What about the family home Frickley Hall?
The Grade II listed house is the location of the Frickey Horse Trials. The Georgian house is set in 2,500 acres of farm and parkland. It has been lived in by the Warde-Aldam family for the past 200 years. Its main income now is from farming.
The present hall was built around 1750, close to the site of an older hall built by the Anne family of Burghwallis.
lt was used during the First World War by Julia Warde-Aldam, commandant of Hooton Pagnell hospital and her husband William.
It is now a British Eventing affiliated venue for equestrian eventing in Yorkshire, and home to the Under 18 Championships and incorporates seven cross country courses designed by Captain Mark Phillips and David Carpenter.
What about other Royal connections?
Another branch of the family, the Warde-Norburys, own nearby Hooton Pagnell Hall.
Mark and Lucianne Warde-Norbury, who inherited the grand ancestral home, discovered more than £1 million worth of 'clutter' during a clear-out in 2015, including a stocking worn by Queen Victoria.

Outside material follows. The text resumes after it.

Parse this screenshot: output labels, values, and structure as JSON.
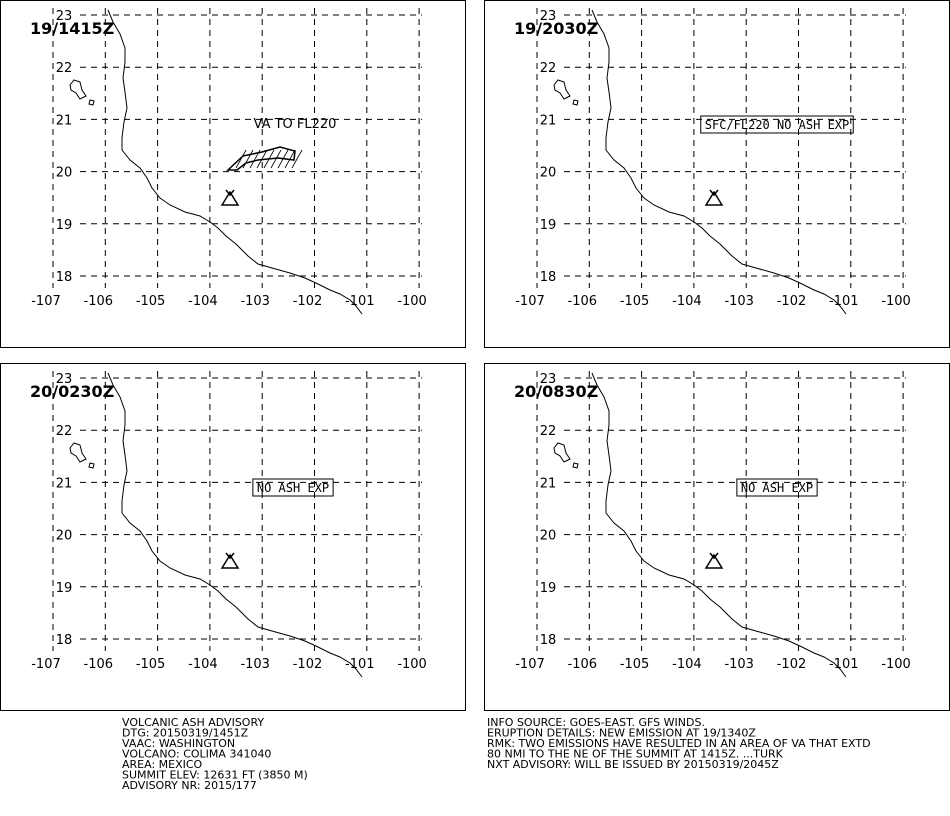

The treasure trove, amassed over 300 years, also included 18th century cookbooks and a moving letter written by former estate manager Bernard Wilson to his younger brother Dr Edward Wilson, who died alongside Captain Scott on his doomed expedition to the South Pole in 1911. A letter from Florence Nightingale was also discovered during the clearout.
In the library was a rare copy of the Nuremberg Chronicle, or Liber Chronicarum as it is known to Latin scholars, which is an illustrated biblical paraphrase and world history and was written by Hartmann Schedel in 1493. It has an estimated value of £30,000.
Hooton Pagnell Hall has been in the Warde family since 1681 when it became the home of Sir Patience Warde, a Whig politician and former Lord mayor of London.